Routine Perioperative Antibiotic Use in Reduction Mammoplasty



Routine Perioperative Antibiotic Use in Reduction Mammoplasty

Joseph J. Thornton, MD, Debbie A. Kennedy, MD, and Susan Gannon, MD.

Introduction: Reduction Mammoplasty is a procedure commonly performed by plastic surgeons, and much effort has been placed on the refinement of operative technique (1-4). On the contrary, perioperative management is often taken for granted; including the role of prophylactic antibiotics. While there have been attempts to quantify it’s utility, the data are conflicting and far from conclusive(5-9). In general, antibiotic use is safe; and if demonstrated to decrease the complication rate in reduction mammoplasty, e.g. infection, wound healing, or scarring; then its use is warranted. Widespread use of antibiotics exposes patients to increased risk of allergic reactions, superinfection, c. dificile diarrhea and continues to pressure antibiotic resistance(10-12). We set out to evaluate a single surgeon’s extensive breast reduction practice and how a change in protocol to routine perioperative antibiotics affected wound healing complications and clinically evident infections.

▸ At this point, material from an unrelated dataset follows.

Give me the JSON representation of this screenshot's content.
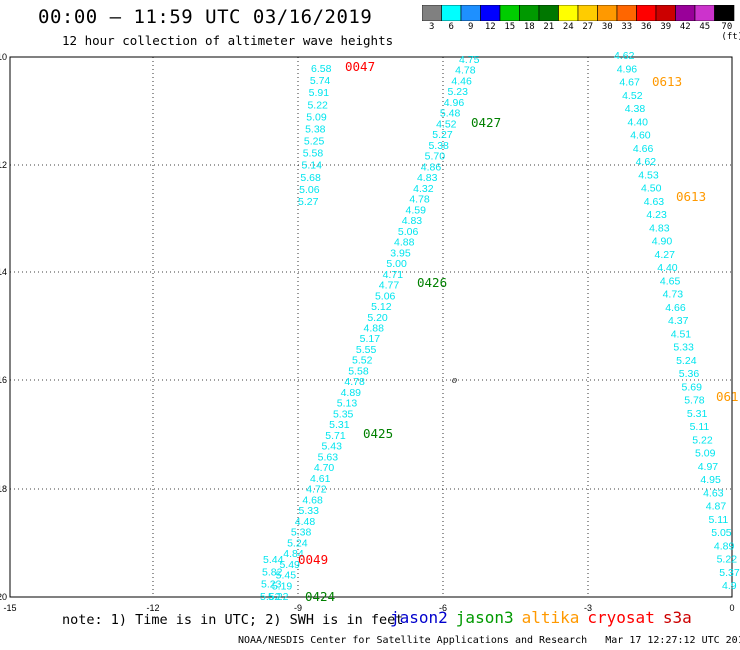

Patients: All patients undergoing bilateral inferior pedicle reduction mammoplasty by a single surgeon from June 2001 until March 2006 are included, numbering 173 consecutive surgeries. Unilateral reductions, short scar reductions and free nipple reductions are excluded to ensure a similar cohort of patients. Institution, technique, and both pre and post operative care remained unchanged with the exception of a transition to the routine use of perioperative antibiotics. The standard inferior pedicle Wise pattern is used for all reductions followed by an overnight stay in the hospital, with routine follow up in the office. No drains are used, and an ace wrap over fluffed gauze is the dressing which remains intact until the 4th day postoperative. Initially only patients felt to be high risk for wound healing complications (immunosuppresion, diabetics, or smokers) were given antibiotics; whereas the later patients all received antibiotics. Cefazolin (1g IV q8 hours) and cephalexin (250mg PO qid) were utilized in the vast majority, with clindamycin (600mg IV q6 hours, and 300mg PO q8 hours) reserved for those noted to be penicillin allergic. Antibiotics were dosed intravenously both preoperatively and while in hospital and transitioned to oral at home for a total of five days.

Methods: Retrospective chart review of office and hospital charts documenting the use of perioperative antibiotics, patient demographics, co morbid conditions, reduction size, operative time, wound complications and clinical wound infections which required further treatment was undertaken. Infections are defined clinically only; fevers, erythema, drainage were all indicators which led to further treatment with antibiotics. Wound healing complications cover any area of breakdown, from small skin edge blistering to wound dehiscence and or necrosis. A total of 173 charts were reviewed with follow up for all patients.

Results: Of the 173 patients reviewed, 90 received perioperative antibiotics and 83 did not receive antibiotics. It was found that patient populations, operative times and volumes removed were similar as were overall wound complications, from 37% to 32% (odds ratio 0.8 [0.45-1.41]); however, there is a significant reduction in clinical infections from 32% to 17% with antibiotic use (odds ratio 0.39 [0.19-0.67]).

Conclusions: Even though antibiotic use has potential morbidity, in this series, its use in routine reduction mammoplasty has reduced the clinical infection rate by nearly one half from 32% to 17%. Therefore we recommend its use and continue to do so routinely in our busy breast reduction practice.